The instructors at GPS research the topics and help answer any questions the soon-to-be civilians have.
“If they come here with less than 90 days to their [end of active service], it’s overwhelming,” said Patrick L. Nalty, transition assistance coordinator with Marine Corps Community Services. “It’s like drinking out of a fire hose. It can be a lot of information. If a Marine gets here about a year from his EAS, it gives him time to use the information.”
The training has different classes for the career route that the separating service member may be interested in. They include joining the workforce directly, going to school, and entrepreneurship.

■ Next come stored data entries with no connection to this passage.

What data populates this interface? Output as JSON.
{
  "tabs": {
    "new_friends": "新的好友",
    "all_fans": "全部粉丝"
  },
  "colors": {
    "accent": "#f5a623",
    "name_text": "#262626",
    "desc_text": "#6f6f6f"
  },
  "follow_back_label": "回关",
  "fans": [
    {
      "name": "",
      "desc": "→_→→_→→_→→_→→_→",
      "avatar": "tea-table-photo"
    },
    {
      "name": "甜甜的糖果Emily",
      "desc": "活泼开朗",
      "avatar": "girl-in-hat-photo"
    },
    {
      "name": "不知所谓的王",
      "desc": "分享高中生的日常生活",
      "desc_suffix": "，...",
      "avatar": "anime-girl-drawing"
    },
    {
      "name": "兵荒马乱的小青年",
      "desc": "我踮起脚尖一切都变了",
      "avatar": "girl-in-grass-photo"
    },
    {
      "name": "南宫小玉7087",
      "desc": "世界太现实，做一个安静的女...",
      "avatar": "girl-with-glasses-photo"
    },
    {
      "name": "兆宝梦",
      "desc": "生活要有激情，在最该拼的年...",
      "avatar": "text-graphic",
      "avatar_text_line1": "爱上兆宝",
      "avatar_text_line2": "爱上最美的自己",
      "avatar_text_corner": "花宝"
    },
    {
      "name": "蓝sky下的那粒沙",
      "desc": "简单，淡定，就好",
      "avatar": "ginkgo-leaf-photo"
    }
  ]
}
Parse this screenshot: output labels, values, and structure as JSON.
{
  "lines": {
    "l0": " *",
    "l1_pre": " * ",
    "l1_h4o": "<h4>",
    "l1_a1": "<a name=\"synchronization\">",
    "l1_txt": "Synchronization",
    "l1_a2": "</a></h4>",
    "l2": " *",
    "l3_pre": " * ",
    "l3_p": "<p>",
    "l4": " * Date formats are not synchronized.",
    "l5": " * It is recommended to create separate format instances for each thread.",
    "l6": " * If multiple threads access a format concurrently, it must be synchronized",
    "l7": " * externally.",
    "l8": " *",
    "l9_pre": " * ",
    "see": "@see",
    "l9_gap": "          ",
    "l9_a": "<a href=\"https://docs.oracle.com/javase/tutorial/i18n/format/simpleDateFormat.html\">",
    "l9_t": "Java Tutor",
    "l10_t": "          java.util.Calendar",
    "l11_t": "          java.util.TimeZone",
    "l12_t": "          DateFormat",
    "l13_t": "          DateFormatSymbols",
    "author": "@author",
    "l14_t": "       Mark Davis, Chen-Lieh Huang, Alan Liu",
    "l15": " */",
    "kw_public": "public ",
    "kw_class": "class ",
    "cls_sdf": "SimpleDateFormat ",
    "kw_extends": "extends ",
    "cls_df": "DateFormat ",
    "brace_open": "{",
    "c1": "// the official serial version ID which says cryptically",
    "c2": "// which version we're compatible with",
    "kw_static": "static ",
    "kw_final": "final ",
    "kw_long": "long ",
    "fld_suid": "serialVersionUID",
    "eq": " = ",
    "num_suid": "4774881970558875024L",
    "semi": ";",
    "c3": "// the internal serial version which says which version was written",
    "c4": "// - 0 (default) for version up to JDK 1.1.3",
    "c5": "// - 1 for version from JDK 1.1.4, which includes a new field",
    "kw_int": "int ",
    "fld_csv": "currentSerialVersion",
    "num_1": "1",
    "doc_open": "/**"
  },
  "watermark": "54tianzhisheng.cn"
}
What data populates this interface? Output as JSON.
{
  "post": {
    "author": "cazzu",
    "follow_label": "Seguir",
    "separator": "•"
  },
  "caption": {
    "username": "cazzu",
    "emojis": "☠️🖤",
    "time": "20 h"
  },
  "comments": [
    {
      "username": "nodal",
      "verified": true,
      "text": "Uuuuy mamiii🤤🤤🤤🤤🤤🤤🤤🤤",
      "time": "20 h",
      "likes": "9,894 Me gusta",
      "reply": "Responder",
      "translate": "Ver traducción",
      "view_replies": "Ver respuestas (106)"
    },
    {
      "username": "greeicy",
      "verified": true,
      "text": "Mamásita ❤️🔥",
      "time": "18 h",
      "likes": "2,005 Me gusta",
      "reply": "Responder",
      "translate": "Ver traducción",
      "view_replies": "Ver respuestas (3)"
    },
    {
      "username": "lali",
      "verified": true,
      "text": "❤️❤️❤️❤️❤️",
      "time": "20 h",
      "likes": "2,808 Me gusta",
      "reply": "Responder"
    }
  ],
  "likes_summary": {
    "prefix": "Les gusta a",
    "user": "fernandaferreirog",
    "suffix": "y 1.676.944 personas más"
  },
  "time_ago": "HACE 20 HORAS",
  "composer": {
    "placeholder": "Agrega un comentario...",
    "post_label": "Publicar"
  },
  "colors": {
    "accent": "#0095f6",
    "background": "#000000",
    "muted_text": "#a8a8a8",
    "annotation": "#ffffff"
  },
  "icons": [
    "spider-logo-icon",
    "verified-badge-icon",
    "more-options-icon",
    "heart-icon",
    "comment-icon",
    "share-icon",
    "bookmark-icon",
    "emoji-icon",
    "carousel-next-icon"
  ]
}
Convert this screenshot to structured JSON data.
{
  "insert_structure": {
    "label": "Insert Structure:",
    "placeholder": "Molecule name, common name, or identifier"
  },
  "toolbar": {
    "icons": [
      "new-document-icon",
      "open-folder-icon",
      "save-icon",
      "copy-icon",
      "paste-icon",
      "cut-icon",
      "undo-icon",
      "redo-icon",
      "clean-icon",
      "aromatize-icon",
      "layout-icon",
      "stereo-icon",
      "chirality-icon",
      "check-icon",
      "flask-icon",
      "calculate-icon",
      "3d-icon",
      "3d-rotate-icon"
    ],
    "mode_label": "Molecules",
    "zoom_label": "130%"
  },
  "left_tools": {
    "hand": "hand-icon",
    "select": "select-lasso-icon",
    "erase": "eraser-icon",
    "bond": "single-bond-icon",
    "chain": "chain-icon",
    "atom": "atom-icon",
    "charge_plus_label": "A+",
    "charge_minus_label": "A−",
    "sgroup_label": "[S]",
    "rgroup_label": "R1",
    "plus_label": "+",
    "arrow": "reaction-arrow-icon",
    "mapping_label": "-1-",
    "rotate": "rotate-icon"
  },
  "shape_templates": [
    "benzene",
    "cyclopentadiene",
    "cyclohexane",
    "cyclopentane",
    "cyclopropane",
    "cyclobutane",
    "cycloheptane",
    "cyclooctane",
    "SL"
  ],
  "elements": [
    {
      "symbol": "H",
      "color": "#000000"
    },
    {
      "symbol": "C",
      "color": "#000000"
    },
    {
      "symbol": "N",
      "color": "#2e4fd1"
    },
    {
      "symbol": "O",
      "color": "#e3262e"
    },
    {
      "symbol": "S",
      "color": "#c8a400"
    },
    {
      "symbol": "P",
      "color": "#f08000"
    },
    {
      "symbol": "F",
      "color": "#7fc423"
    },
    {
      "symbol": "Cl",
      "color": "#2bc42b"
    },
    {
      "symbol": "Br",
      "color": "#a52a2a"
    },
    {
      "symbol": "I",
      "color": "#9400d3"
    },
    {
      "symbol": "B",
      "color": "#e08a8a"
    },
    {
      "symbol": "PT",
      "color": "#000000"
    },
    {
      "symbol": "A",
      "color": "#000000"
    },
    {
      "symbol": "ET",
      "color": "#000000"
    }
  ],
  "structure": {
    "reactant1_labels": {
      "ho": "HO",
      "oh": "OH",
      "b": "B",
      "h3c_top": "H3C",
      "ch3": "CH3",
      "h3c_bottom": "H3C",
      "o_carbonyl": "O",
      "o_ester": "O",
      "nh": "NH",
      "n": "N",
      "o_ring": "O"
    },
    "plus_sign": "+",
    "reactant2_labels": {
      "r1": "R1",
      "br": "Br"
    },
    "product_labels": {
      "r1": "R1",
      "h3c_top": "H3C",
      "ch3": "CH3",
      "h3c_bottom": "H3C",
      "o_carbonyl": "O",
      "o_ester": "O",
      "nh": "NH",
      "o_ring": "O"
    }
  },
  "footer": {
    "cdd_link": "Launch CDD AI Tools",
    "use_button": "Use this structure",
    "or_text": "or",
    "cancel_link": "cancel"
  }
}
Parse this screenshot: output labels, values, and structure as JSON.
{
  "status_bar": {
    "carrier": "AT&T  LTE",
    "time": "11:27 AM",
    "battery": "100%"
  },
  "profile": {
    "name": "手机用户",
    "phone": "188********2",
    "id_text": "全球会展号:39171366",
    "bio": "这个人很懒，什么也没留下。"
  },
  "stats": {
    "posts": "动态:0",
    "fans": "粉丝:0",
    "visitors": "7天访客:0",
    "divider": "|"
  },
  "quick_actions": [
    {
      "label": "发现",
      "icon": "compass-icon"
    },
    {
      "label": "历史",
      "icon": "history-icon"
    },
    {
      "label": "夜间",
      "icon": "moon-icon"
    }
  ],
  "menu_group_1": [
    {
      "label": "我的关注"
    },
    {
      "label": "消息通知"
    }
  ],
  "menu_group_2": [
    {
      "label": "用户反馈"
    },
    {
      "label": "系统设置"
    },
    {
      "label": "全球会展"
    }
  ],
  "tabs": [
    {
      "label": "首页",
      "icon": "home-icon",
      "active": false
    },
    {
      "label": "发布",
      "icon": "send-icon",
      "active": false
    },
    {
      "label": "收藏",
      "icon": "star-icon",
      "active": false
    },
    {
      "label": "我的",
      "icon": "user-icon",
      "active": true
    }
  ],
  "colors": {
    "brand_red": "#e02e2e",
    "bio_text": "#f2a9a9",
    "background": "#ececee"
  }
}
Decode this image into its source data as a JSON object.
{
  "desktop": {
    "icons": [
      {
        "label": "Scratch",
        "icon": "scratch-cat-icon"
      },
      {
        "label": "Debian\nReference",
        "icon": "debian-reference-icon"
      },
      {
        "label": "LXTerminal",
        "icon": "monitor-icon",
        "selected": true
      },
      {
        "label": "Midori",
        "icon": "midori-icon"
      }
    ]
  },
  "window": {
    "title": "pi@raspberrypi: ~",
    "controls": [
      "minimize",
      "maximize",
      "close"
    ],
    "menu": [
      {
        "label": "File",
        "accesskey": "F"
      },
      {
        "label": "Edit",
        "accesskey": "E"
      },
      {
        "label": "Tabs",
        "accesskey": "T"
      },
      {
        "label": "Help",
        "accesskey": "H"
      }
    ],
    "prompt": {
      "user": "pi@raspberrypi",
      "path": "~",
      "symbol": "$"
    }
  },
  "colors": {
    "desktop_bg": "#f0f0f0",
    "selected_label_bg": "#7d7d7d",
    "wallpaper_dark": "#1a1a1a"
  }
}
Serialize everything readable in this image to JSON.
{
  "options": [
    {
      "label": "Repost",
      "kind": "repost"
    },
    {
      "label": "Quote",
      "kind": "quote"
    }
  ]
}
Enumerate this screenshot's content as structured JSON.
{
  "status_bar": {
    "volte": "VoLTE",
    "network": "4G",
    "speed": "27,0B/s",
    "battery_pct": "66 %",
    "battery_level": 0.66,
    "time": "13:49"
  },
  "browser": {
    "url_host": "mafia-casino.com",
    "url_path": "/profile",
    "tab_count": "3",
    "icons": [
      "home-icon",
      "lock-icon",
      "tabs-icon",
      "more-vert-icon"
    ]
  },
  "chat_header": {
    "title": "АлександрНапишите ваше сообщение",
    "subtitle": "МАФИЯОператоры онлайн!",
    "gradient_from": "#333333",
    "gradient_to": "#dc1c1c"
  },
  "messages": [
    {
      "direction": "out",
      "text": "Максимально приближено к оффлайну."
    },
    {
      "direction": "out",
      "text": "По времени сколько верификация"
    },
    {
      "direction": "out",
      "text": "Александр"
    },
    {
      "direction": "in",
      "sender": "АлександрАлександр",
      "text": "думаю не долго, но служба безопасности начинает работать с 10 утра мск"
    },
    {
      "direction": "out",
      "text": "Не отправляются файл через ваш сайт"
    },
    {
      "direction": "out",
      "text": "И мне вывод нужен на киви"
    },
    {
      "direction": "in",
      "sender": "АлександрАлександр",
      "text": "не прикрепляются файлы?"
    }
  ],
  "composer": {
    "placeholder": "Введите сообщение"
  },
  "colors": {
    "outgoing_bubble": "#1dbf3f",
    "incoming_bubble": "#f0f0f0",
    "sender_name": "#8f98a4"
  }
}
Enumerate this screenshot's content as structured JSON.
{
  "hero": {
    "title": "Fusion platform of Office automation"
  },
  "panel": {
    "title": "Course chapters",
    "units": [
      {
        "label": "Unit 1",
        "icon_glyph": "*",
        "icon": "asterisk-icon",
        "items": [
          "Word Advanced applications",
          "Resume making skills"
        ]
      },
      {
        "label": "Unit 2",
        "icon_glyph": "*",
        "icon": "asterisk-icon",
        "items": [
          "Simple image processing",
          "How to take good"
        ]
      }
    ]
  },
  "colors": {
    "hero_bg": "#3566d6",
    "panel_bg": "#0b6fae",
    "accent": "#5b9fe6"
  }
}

“As they go through the week of GPS, they have individual transition plans that they fill out with specific information on their situation,” said McComb, 32, from Murrieta, Calif. “Since every participant is going to a different place and either working or going to school, they are able to record those details for themselves.”
The service members are given comfort when they learn how to access their benefits and strategize on how to successfully reach their goals.
“The students are mostly excited to be here, and information about getting into school,” said McComb. “They want to use their GI Bill benefits, and prepare for a successful career once they separate.”
The goal of GPS is for the service members to have a clear plan on the next steps of their life.
“If you are not prepared to transition it can be a difficult road to travel, so I enjoy doing what I do,” said Nalty. “As a total group of instructors, we hope we reach everybody.”